While Pasta Wine is just what unimpressed diners leave in the comment box at Olive Garden, PastaVino is a new 90-seater with "rustic architectural features" and a massive, colorful 'za oven dishing out "simple, contemporary" Italian smack dab in the middle of Pearl Street.

Whet your appetite with starters like grilled Maurizio Casareccio bread brushed with garlic/ tomato puree, DOK Dall'Ava San Daniele prosciutto paired with a potato Montasio cheese tart, and the oceanic goodness of a calamari/ bay scallops/ asparagus dish called Fritto Misto, also the taunt of an Italian guy who just skillfully dodged your flying corn chip.

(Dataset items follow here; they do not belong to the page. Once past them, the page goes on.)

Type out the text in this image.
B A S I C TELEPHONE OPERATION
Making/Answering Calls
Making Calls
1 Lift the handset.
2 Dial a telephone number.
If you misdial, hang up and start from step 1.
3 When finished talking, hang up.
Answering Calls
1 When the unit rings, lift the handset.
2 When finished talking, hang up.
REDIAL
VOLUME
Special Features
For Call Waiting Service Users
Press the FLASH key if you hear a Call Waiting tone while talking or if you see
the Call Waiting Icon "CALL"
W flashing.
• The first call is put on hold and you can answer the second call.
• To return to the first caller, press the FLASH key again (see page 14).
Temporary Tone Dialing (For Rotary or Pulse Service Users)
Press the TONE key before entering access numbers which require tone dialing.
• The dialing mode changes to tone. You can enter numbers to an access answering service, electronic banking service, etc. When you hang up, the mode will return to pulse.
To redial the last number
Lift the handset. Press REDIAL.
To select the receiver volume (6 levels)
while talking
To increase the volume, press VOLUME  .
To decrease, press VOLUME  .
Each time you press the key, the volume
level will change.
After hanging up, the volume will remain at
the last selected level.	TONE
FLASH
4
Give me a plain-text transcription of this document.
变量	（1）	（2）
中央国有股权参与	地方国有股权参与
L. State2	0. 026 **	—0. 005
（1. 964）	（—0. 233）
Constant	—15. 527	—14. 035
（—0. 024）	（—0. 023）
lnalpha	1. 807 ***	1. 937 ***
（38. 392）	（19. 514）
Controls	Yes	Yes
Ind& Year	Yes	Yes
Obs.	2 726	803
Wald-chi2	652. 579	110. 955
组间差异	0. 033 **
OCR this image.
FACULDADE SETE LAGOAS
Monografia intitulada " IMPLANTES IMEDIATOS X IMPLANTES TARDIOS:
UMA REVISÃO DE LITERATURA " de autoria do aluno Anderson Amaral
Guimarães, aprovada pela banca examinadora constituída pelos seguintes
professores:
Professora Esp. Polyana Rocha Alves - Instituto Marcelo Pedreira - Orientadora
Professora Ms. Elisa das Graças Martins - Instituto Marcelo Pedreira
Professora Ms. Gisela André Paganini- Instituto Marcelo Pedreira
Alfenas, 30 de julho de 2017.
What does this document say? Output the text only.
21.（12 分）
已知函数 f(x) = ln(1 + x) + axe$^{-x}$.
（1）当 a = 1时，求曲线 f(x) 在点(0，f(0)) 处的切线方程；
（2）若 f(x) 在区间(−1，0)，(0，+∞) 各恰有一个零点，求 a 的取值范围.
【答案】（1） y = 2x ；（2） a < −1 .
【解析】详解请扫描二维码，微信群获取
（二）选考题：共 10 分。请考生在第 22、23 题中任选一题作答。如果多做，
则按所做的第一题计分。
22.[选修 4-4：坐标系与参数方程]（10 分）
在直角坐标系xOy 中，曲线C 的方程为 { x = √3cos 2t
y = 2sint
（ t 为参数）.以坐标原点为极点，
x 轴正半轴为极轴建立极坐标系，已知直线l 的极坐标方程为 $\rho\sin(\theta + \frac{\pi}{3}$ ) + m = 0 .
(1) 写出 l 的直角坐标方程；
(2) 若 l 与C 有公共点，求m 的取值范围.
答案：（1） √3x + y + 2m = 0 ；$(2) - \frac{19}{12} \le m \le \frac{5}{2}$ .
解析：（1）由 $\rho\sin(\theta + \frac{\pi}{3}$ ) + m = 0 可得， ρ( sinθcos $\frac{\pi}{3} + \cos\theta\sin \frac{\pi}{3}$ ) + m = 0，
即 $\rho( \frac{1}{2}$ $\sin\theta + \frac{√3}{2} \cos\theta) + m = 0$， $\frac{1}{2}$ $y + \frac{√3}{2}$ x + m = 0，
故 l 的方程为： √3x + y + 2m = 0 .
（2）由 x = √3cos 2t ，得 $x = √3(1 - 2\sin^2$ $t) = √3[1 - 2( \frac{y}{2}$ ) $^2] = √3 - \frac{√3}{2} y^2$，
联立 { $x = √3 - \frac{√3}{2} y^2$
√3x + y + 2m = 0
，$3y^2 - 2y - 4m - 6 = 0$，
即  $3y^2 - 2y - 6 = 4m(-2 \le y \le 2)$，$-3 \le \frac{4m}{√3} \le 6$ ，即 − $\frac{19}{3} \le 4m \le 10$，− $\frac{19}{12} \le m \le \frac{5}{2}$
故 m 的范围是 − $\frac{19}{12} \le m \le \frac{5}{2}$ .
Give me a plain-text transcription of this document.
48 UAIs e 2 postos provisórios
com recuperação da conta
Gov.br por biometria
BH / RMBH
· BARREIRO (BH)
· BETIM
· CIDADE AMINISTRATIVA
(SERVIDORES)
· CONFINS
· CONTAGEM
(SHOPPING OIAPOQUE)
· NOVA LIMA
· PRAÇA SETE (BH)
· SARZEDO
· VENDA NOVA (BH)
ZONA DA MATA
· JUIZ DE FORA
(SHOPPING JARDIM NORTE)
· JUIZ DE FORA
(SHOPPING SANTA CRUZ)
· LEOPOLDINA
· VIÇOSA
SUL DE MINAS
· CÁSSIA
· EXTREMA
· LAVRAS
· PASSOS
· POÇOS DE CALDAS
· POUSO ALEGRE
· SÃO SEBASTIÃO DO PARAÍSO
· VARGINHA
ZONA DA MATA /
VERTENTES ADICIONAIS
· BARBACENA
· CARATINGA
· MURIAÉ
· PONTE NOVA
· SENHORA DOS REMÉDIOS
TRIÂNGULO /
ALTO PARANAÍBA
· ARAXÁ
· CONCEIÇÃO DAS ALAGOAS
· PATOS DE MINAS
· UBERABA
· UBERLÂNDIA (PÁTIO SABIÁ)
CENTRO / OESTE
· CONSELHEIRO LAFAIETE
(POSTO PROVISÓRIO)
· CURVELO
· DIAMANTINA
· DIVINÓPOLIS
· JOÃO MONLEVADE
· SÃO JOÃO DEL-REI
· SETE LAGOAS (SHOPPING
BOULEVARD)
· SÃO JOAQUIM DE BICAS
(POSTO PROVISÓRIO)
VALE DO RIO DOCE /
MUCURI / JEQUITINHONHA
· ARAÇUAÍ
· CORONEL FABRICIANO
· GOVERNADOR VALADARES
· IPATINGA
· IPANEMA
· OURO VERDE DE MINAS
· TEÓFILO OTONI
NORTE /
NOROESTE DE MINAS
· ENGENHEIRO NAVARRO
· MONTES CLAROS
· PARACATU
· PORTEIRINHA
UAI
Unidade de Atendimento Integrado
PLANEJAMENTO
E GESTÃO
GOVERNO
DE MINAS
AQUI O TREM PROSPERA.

Now ease into something more entree-ish -- wait, do it... slowly -- like pizza with prosciutto, roasted pear tomatoes, and shaved parm, pumpkin tortellini (made following a traditional Milano recipe), pan-roasted pork scaloppine wrapped in prosciutto, and a braised veal leg cooked in white wine.

Speaking of which, the wine list pulls mainly from the homeland and includes a whole section for biodynamics, while grape-aphobes can enjoy eight mostly craft taps (including Grand Lake's Plaid Bastard), and 'tails like a barrel-aged gin/ green chartreuse/ Luxardo concoction called The Last Word, which, given the advanced age of most people eating at Olive Garden, may well be what they leave in those comment boxes.